Prefazione

Mario Parodi è un entusiasta.
Chi lo conosce un minimo lo sa bene. Lo capisci subito, in qualsiasi occasione. Quando te lo ritrovi davanti sul campo da calcio a 5, quando passeggia per le sue amate Alpi, quando sfreccia sulla sua bicicletta, quando legge, quando scrive, quando ascolta il jazz. Lo era certamente anche quando insegnava lettere alle scuole superiori.
In effetti enthousiasmós è un termine che ho imparato al liceo. Durante il mio esame di maturità, la mia professoressa di greco e latino, dopo essersi sorbita la mia interminabile “tesina” sul jazz, ricollegò proprio all’enthousiasmós il mio discorso sull’improvvisazione, facendomi leggere e commentare (per la mia grande gioia, come il lettore può immaginare) questo passo del De rerum natura:

… sed acri
percussit thyrso laudis spes magna meum cor,
et simul incussit suavem mi in pectus amorem
Musarum…

Ma, se Lucrezio continua il suo proemio con la ben nota metafora del bicchiere d’assenzio cosparso di miele, inganno necessario per far bere l’amara medicina ai bambini, nel mondo poetico di Parodi non c’è alcuna pretesa didascalica, e soprattutto non c’è spazio alcuno per l’aspro del vivere. Perfino la presenza della morte è neutralizzata, stemperata nell’immagine vitale – quasi tolkieniana – del lago di Unghiasse, nelle Valli di Lanzo.
Forse l’enthousiasmós di Parodi è più simile a quello di cui parla Robert Maynard Pirsig, nel suo Lo Zen e l’arte della manutenzione della motocicletta:

Ti colmi di enthousiasmós quando sei stato tranquillo abbastanza da vedere, udire e sentire il vero universo, e non solo le opinioni stantie che hai di esso.
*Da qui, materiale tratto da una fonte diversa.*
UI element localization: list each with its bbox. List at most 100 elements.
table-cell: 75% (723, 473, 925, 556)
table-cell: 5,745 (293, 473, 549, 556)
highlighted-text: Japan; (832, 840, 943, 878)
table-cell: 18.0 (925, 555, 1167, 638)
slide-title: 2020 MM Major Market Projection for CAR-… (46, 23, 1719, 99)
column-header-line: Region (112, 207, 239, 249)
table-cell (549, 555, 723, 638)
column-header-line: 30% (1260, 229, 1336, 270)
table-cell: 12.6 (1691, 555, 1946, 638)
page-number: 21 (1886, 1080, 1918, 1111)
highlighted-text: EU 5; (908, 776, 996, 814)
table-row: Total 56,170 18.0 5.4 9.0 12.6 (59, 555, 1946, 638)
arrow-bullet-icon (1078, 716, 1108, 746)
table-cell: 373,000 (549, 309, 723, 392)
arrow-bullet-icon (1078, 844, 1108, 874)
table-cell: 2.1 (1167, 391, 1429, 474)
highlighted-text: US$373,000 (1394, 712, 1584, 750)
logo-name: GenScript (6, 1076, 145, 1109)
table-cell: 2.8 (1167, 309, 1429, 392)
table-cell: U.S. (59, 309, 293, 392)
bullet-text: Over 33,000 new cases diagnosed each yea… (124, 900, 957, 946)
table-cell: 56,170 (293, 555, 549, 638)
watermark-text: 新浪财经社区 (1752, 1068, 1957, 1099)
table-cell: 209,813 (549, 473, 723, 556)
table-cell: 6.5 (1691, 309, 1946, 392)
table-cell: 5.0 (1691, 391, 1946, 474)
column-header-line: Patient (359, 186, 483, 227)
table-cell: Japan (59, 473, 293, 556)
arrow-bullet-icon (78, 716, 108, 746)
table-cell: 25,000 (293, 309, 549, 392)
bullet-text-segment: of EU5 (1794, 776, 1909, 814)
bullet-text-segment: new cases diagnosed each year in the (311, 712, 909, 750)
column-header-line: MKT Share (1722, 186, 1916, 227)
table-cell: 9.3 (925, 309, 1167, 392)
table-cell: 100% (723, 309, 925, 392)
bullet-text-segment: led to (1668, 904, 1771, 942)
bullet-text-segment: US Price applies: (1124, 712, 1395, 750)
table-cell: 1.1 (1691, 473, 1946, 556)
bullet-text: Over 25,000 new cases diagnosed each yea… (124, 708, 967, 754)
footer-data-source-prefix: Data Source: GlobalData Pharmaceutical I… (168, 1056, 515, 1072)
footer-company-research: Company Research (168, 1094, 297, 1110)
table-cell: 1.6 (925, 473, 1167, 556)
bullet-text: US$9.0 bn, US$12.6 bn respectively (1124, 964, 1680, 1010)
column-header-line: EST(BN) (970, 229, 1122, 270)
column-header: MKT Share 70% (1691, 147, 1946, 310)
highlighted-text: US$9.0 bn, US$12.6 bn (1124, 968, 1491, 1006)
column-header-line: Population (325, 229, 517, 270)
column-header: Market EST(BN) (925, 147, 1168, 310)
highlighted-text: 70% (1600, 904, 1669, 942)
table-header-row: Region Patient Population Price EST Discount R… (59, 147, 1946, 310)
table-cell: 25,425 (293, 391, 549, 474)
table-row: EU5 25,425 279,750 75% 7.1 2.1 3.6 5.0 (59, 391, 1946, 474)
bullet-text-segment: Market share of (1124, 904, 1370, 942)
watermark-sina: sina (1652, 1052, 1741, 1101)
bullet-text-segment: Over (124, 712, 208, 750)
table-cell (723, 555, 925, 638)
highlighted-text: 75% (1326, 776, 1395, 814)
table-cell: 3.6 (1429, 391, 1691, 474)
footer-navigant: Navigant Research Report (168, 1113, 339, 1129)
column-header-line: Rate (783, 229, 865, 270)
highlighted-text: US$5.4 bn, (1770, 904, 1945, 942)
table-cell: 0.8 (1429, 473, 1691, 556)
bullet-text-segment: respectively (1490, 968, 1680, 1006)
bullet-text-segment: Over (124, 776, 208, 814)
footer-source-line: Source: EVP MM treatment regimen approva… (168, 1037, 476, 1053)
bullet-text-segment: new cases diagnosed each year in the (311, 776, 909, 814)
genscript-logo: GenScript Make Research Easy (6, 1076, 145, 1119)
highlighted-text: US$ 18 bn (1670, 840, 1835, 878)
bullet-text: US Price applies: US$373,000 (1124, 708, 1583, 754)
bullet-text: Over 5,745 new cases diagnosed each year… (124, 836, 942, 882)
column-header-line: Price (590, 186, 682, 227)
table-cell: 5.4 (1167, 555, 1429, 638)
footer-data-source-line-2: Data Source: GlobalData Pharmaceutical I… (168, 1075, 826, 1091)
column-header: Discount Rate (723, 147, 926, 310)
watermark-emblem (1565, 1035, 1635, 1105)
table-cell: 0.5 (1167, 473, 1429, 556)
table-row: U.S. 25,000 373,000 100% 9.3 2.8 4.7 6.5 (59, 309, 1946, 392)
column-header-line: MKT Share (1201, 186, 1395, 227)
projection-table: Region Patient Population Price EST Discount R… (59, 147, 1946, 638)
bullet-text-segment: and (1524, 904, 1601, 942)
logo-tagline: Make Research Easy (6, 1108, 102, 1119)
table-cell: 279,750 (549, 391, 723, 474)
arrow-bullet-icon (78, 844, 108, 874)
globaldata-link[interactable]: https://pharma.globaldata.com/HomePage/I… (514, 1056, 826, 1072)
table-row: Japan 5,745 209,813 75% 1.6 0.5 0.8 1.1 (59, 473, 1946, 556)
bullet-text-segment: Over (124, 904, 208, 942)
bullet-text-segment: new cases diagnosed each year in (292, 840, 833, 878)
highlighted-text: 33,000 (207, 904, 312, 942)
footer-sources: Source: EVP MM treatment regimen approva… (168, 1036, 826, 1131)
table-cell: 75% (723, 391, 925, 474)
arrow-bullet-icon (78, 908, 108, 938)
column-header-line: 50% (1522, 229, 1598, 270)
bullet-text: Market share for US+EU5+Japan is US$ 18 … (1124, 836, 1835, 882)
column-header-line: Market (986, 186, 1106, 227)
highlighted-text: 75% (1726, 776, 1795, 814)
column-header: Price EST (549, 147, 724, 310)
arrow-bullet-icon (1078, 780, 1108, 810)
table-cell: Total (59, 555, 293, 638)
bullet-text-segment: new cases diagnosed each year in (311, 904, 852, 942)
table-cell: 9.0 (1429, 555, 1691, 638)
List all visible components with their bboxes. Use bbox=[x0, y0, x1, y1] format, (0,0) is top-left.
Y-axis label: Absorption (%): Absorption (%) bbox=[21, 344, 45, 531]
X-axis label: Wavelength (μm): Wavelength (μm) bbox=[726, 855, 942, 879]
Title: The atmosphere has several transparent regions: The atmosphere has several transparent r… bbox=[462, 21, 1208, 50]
Ma non è niente di esotico. Per questo la parola mi piace tanto. Lo si nota spesso in quelli che tornano da lunghe, tranquille vacanze di pesca.

Più che di amore delle Muse, si tratta quindi di contemplazione: è dall’osservazione della vita, nelle sue differenti forme, che sgorga ininterrottamente, quasi senza controllo (per sua stessa orgogliosa e significativa ammissione), il flusso poetico del nostro autore.
Certo, quella di Parodi non è “scrittura automatica” nel senso che intendevano, ad esempio, i poeti surrealisti spagnoli, come Rafael Alberti o Federico Garcìa Lorca. Il flusso delle associazioni di idee parte sempre da una fonte conscia e consapevole: un ricordo legato alla musica, o al titolo della composizione, o ancora il suggerimento diretto da parte di uno dei musicisti. Non è molto diverso dal modo in cui un solista jazz improvvisa sulla struttura di un tema.
Il jazz non è quindi, per Parodi, soltanto fonte d’ispirazione, ma è anche modello formale. Il suo strumento è la parola scritta. Ed è suonato con passione e foga, come un sassofonista free in un disco della E.S.P. di fine anni Sessanta: uno di quelli che sono irrimediabilmente finiti fuori catalogo, che trovi in qualche mercatino dell’usato, che compri a scatola chiusa e che, dopo il primo ascolto, metterai sempre sul piatto con un sorriso. Buona lettura, quindi. O meglio ancora, buon ascolto.